The company called back more than 2,000 other workers it had laid off during the strike.
CP, the country’s second largest rail company, is a major transporter of grain, minerals, coal, lumber and other commodities, as well as manufactured products like automobiles. The nine-day strike tied up hundreds of millions of dollars in cargo.
“We are opposed to the government’s law because it means employers are not going to bargain if they think the government is going to intervene every time there is a strike,” said Éric Paquette, Teamsters union division 268 chair in Montreal, in a phone interview.

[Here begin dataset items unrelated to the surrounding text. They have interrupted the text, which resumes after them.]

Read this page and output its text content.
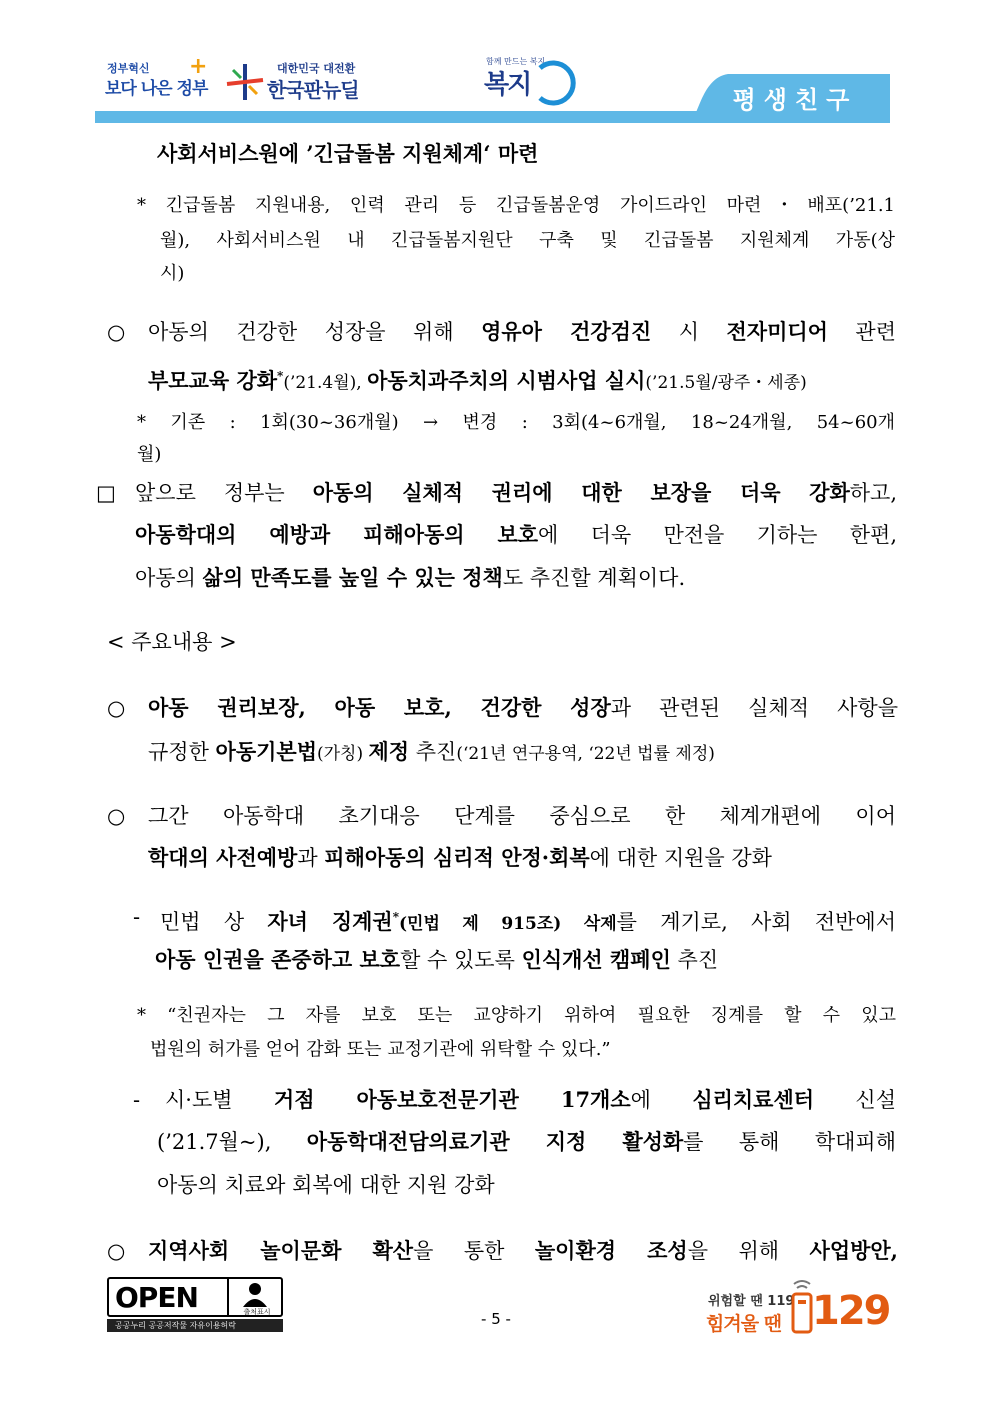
정부혁신
보다 나은 정부
+	대한민국 대전환
한국판뉴딜
함께 만드는 복지
복지	평생친구
사회서비스원에 ’긴급돌봄 지원체계‘ 마련
* 긴급돌봄 지원내용, 인력 관리 등 긴급돌봄운영 가이드라인 마련・배포(’21.1
월), 사회서비스원 내 긴급돌봄지원단 구축 및 긴급돌봄 지원체계 가동(상
시)
○ 아동의 건강한 성장을 위해 영유아 건강검진 시 전자미디어 관련
부모교육 강화*(’21.4월), 아동치과주치의 시범사업 실시(’21.5월/광주・세종)
* 기존 : 1회(30~36개월) → 변경 : 3회(4~6개월, 18~24개월, 54~60개
월)
□ 앞으로 정부는 아동의 실체적 권리에 대한 보장을 더욱 강화하고,
아동학대의 예방과 피해아동의 보호에 더욱 만전을 기하는 한편,
아동의 삶의 만족도를 높일 수 있는 정책도 추진할 계획이다.
< 주요내용 >
○ 아동 권리보장, 아동 보호, 건강한 성장과 관련된 실체적 사항을
규정한 아동기본법(가칭) 제정 추진(‘21년 연구용역, ‘22년 법률 제정)
○ 그간 아동학대 초기대응 단계를 중심으로 한 체계개편에 이어
학대의 사전예방과 피해아동의 심리적 안정·회복에 대한 지원을 강화
- 민법 상 자녀 징계권*(민법 제 915조) 삭제를 계기로, 사회 전반에서
아동 인권을 존중하고 보호할 수 있도록 인식개선 캠페인 추진
* “친권자는 그 자를 보호 또는 교양하기 위하여 필요한 징계를 할 수 있고
법원의 허가를 얻어 감화 또는 교정기관에 위탁할 수 있다.”
- 시·도별 거점 아동보호전문기관 17개소에 심리치료센터 신설
(’21.7월~), 아동학대전담의료기관 지정 활성화를 통해 학대피해
아동의 치료와 회복에 대한 지원 강화
○ 지역사회 놀이문화 확산을 통한 놀이환경 조성을 위해 사업방안,
OPEN	출처표시
공공누리 공공저작물 자유이용허락	- 5 -
위험할 땐 119
힘겨울 땐 129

The central issues are pension cuts and longer shifts.
“The train crews have a lot of responsibility,” said Paquette. “Both for passengers and long freight trains carrying dangerous materials. The issue of work fatigue due to long hours is a question of preventing catastrophes.”
CP did not answer the Militant’s request for comments.
Chicago teachers rally
ahead of contract expiration
Under negotiation between teachers and Chicago Public Schools are salaries, a longer school day, school resources, as well as the city’s expansion of privately run charter schools.
A new law signed by Democratic Gov. Patrick Quinn last June says 75 percent of all union members must vote to strike before they can legally walk off the job.
The May 23 action was the first citywide teachers rally in decades.
Atlanta school workers protest
denial of unemployment payments
“I was in a bubble before this,” Kelley Thomas, a grill cook at Agnes Scott College in Decatur, told the Militant. “But my bubble was pierced when they took this away and I saw how it directly affects me.” The policy change came too late to find summer work, Thomas said. Now she is scrambling to make ends meet.
“I will make the trip here time and time again if that’s what it takes,” said bus driver Alvin Edwards. He came up from Savannah where some 800 school bus drivers and other workers for private bus company First Student are affected.
The 50 workers and union supporters marched into the Department of Labor office, but were told no one was available to meet with them.
“Our limited resources for unemployment benefits are reserved for people who have lost their job through no fault of their own and are seeking another job,” said a statement from the office of Labor Commissioner Mark Butler.
In another development, the Georgia Department of Labor has instituted a policy of denying unemployment benefits to any worker who fails a drug test while trying to get a job. In March the department began requesting companies notify the agency if a job applicant fails a drug test.
Florida nurses picket
in fight for first contract
“We voted in the union last year,” Rema Ajithkumar, a pediatrics nurse and member of National Nurses United, told the Militant. “We’re now negotiating to address basic issues of patient care.”
She and other pickets said some nurses are expected to care for as many as twice the recommended number of patients based on national standards.
“Why can’t they treat the nurses fairly, like they would want to be treated, and provide good care to everyone, not just VIPs?” asserted Zoe Hare, an intensive care nurse with 20 years at Palmetto.
“We remain in negotiations and are at loggerheads on staffing protections,” union spokesperson John Stead-Mendez explained in a May 31 phone interview.
Some 500 nurses work at the hospital.
The public relations department of Palmetto General Hospital has not returned calls requesting comment.
Teamsters strike Davis Wire:
‘We couldn’t take it anymore’
Frequent honks from passing trucks and cars greet strikers in this industrial town just south of Seattle.
The pickets describe working conditions that include long hours, weeks without a day off, no breaks and injuries.
“The environment is just crazy. We are working harder and faster. The rate of accidents is more since they have been pushing employees,” said galvanizing worker Thien Cao.
“We have to speed the machines up and people lose fingers, people get hurt, people fall off trucks,” said Bruner.
The union members rejected a proposed contract 54-1 on Feb. 29. On May 12 they voted 51-4 to strike. The company responded by laying off 28 workers a couple days later, strikers said.
Workers said they had worked nine weeks straight prior to the second vote. They pointed to large increases in health insurance costs as a demand they could not accept.
“The purpose of the layoff is they want to separate us out. So nobody would have enough spirit,” said John Dao, a veteran of 32 years at the plant. “Everyone is down on the picket line, including the ones that got laid off. They separated us but we’re back together.”
Davis Wire has not responded to requests from the Militant for comments.